In a posting on his blog, Chris Hoff laid into some comments I made to security SearchSecurity.com, in which I remarked that “Virtualization vendors [are] not in the security business.” 

He quotes me as saying “While virtualization vendors will do their role in protecting the hypervisor, they are not in the business of catching bad guys or discovering vulnerabilities, said Simon Crosby, chief technology officer of Citrix Systems.” and then goes on to berate me for that position.  He says “The fact that the “industry” has “decided” that “third party vendors are required to secure any platform” simply points to the ignorance, arrogance and manifest destiny we endure at the hands of those who are responsible for the computing infrastructure we’re all held hostage with”

I reckon that Hoff, who is normally fairly clued-in,  has put the smoking end of the cigar in his mouth before thinking through this argument.  He’s horribly confused, but as smug as always, so let me clarify what I said, and what it means. 

What I said is that Citrix is not a security vendor for guests of the virtualized infrastructure. We do not spend our days and nights looking for evil types that wish to attack guest OSes by looking for virus signatures or other security techniques.   That is not our business, and never will be. There is a strong and vibrant ecosystem of security vendors whose job it is to protect guest operating systems in physical and now virtualized infrastructure.  There are challenges that arise as a result of virtualization, and we and those vendors will work to fix them, but it is not our role to specifically protect any OS or its applications through OS/app specific knowledge in the virtualization layer.  The industry has long looked to third party vendors to add security to infrastructure deployments.  This is why vendors such as Symantec and McAfee exist – as customers’ preferred partners to implement security for their apps/OSes.  The same will be true for virtualized environments.

In terms of the hypervisor, we are manically focussed on security, as is VMware – though they appear to be more retrospectively focussed on security, judging by their incredible rate of patches (more than one per week, on average). Xen supports TPM, AMD SVM, and Intel TXT, and trusted platform boot using platform based attestation is on the roadmap. Xen does not contain drivers, and implements a multi level secure architecture.
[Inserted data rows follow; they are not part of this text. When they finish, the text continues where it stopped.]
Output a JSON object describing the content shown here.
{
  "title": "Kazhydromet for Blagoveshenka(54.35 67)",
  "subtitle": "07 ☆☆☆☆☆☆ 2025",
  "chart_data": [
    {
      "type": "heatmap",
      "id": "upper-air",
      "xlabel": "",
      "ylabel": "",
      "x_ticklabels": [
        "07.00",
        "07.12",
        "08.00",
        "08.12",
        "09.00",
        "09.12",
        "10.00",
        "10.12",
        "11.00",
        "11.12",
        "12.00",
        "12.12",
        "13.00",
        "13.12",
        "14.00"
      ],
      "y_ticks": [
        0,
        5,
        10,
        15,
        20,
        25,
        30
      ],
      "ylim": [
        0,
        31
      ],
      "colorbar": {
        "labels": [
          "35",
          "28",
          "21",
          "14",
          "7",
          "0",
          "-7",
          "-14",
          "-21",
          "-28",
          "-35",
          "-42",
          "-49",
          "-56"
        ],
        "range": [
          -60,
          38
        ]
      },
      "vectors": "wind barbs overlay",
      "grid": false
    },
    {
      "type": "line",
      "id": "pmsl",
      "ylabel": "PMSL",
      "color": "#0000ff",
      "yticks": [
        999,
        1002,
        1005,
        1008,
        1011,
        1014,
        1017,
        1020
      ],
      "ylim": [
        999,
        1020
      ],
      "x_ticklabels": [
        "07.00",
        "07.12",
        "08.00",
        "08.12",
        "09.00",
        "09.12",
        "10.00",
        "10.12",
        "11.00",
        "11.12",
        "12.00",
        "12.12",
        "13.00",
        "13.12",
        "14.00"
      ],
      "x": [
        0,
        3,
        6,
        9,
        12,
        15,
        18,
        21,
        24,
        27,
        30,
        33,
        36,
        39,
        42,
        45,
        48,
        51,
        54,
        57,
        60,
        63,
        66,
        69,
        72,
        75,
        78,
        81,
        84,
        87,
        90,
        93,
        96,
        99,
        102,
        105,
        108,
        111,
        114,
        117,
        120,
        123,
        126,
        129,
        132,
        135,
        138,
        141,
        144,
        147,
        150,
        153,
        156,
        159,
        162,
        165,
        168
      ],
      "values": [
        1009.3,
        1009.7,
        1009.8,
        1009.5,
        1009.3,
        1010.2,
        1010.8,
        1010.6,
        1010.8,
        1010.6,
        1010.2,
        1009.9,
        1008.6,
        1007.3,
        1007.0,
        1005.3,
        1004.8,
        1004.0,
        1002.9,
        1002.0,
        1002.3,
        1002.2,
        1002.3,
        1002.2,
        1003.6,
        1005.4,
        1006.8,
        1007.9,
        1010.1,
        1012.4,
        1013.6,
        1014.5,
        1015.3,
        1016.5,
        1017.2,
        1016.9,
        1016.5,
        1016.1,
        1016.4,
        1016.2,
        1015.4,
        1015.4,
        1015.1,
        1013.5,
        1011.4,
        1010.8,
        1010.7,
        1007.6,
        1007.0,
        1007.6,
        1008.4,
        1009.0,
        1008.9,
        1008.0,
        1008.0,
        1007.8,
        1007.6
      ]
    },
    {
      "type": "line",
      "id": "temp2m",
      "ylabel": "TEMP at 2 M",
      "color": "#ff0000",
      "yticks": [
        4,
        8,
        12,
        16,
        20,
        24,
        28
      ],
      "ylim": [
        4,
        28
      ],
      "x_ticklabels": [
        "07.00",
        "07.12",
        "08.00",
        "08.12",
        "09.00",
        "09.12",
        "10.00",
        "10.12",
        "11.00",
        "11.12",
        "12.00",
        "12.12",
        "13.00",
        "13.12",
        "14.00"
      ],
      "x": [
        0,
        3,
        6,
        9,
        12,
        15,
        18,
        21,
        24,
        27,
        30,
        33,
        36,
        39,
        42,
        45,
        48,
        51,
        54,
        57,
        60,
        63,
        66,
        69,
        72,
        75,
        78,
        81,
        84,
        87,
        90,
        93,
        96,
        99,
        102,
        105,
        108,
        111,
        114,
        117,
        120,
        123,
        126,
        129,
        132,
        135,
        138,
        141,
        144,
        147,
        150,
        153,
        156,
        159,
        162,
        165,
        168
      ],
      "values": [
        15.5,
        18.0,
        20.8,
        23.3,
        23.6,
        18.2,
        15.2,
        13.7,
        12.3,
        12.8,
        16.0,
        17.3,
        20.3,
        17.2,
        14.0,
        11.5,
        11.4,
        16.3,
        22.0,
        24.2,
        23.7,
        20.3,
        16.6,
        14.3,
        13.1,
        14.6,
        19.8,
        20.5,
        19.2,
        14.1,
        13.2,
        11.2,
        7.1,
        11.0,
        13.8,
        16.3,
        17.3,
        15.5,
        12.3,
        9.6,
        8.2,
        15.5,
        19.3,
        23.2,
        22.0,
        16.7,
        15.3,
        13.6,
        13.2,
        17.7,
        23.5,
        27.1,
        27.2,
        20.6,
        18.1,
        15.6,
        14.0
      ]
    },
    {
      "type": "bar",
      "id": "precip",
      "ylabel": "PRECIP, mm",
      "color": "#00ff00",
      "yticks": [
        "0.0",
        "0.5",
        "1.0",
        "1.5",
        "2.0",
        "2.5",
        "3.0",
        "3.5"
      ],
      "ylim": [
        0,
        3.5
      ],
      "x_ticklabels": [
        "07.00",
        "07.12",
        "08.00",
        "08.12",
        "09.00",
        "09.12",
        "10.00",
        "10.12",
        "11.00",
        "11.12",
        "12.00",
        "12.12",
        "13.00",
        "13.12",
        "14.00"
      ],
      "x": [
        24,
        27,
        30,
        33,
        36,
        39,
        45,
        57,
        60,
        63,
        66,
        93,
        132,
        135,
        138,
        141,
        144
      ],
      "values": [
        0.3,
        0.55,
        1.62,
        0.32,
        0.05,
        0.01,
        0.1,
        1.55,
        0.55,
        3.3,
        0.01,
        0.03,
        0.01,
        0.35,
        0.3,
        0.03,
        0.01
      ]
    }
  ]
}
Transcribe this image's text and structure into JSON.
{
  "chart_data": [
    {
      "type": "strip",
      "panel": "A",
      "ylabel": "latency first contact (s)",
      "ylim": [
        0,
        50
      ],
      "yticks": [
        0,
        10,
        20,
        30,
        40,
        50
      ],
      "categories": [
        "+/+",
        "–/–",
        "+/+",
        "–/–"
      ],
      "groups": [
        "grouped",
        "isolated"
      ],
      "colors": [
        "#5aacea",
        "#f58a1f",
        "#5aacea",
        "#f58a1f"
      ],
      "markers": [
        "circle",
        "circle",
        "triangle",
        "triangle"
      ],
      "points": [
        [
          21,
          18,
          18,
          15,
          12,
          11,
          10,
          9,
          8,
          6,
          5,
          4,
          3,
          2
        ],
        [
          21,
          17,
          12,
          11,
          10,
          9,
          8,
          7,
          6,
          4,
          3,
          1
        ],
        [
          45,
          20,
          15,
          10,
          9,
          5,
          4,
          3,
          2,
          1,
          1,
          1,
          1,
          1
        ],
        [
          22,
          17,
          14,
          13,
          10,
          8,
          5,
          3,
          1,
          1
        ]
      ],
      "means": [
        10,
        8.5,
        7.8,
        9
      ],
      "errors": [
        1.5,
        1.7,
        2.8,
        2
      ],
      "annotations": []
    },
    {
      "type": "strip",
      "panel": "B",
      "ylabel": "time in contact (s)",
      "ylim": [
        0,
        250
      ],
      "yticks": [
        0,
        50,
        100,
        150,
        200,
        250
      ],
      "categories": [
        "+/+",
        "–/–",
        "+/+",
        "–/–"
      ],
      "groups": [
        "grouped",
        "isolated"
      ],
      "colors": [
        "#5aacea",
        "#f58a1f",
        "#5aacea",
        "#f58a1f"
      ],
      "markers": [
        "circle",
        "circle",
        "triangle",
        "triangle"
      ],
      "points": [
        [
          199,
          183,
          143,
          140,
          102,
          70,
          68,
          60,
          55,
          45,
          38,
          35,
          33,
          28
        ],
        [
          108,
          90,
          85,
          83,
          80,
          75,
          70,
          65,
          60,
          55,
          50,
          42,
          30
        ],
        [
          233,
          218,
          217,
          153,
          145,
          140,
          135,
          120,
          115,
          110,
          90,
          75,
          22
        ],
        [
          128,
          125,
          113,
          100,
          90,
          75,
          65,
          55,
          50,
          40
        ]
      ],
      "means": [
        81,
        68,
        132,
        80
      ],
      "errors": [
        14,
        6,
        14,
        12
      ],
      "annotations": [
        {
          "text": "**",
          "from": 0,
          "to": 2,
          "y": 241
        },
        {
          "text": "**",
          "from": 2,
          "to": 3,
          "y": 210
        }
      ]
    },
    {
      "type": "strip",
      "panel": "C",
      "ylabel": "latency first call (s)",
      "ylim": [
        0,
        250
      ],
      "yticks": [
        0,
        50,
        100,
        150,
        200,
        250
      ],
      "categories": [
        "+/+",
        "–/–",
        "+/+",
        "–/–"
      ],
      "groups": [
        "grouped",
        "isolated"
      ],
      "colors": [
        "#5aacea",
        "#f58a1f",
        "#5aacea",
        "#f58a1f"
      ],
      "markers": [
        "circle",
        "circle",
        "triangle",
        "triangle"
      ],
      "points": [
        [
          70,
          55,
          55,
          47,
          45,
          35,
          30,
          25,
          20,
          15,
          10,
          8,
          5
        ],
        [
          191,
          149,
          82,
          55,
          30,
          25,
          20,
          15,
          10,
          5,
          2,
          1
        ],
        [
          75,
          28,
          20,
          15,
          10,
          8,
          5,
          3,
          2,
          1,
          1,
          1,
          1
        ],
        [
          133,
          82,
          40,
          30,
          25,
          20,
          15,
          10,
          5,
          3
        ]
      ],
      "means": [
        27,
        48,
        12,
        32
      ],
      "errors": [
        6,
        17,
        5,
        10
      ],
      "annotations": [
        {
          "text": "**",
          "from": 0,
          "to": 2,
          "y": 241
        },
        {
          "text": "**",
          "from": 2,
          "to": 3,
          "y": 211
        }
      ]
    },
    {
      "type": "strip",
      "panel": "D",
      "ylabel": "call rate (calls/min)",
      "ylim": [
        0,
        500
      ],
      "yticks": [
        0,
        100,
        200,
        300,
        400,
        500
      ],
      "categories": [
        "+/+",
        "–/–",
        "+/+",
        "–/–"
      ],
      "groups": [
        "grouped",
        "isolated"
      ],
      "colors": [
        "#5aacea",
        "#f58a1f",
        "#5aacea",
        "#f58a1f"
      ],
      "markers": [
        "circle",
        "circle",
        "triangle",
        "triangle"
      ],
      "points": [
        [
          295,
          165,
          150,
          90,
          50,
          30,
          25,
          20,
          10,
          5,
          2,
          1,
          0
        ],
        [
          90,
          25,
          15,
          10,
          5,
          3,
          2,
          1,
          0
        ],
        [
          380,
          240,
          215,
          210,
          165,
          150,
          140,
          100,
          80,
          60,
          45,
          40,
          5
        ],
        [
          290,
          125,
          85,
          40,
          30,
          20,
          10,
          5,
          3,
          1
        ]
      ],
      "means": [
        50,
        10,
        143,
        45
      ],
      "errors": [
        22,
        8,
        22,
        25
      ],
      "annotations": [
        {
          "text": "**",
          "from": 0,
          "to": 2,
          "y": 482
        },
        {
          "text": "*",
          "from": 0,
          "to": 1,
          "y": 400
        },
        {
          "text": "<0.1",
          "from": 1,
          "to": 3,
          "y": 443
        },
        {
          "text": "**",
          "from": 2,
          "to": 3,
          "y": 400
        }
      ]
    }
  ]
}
The Xen community is putting Xen through common criteria level 5 certification, which is way beyond the typical enterprise software EAL 2, or even VMware’s EAL 4.  Xen implements the features of IBM sHype, and has benefited from contributions of Xen security modules from the NSA and other key security research groups and agencies.  Xen is open source and is available for inspection and testing by the community at all times, so bugs found are quickly fixed and vulnerabilities, should they exist, are rapidly explored.  Xen is massively and continually tested by the community and there are scores of university research projects related to security that use Xen and work on Xen, including honeyfarms, Xen virtual appliances for security and more.  

The largest virtualization deployment in the world, Amazon, uses Xen, and more Xen hosts face the Internet every day than VMware hosts, simply because Xen is open source and available.  Xen is used in most major clouds too, and those folks really care about security.  The community is are justifiably proud of the security record of Xen and its open approach to security research and vulnerability assessment.

The security of any Xen vendor’s product is simply up to them.  Citrix focusses very heavily on the security of XenServer.  it is tiny, often embedded in read only flash on industry standard servers, doesn’t run any network services except for a single secure protocol, and enforces security principles of MLS throughout.   We are proud of the fact that we have only ever issued 3 hotfixes for XenServer, two of which were in beta periods.  Compare that to VMware’s 48 patches for this year alone!  How anyone can consider software that has to be patched at a rate of more than one patch per week to be enterprise class, let alone secure, escapes me.

But we are not in the business of specifically securing guests or their applications, other than through offering a secure virtualization platform.  Even VMware with VMsafe simply exposes APIs to third party security vendors, so that customers can choose their preferred security partner to secure guests.  I think that the VMware Determina acquisition was very smart, and that hints to me that VMware sees itself having a greater role in the security of guest OSes, since it could choose to be in the vulnerability checking business without 3rd party security vendors, but thus far they are working very openly with the ecosystem. 

In summary an assertion that the virtualization platform vendor has to fix the sad state of the OS/App world by making it secure is demanding too much.  It would mean that we have to be experts in every piece of system software including all of the vulnerabilities of all OSes and their apps.  In my view the reason the state of security is poor now is because of the monolithic approaches of traditional OS and app vendors.  We will focus manically on our layer, make it secure, tiny and bulletproof to attack in its own right.  And we will work closely with experts in security of OSes and Apps to give them an opportunity to implement guest-level security outside the guest, through privileged interfaces that themselves are secure.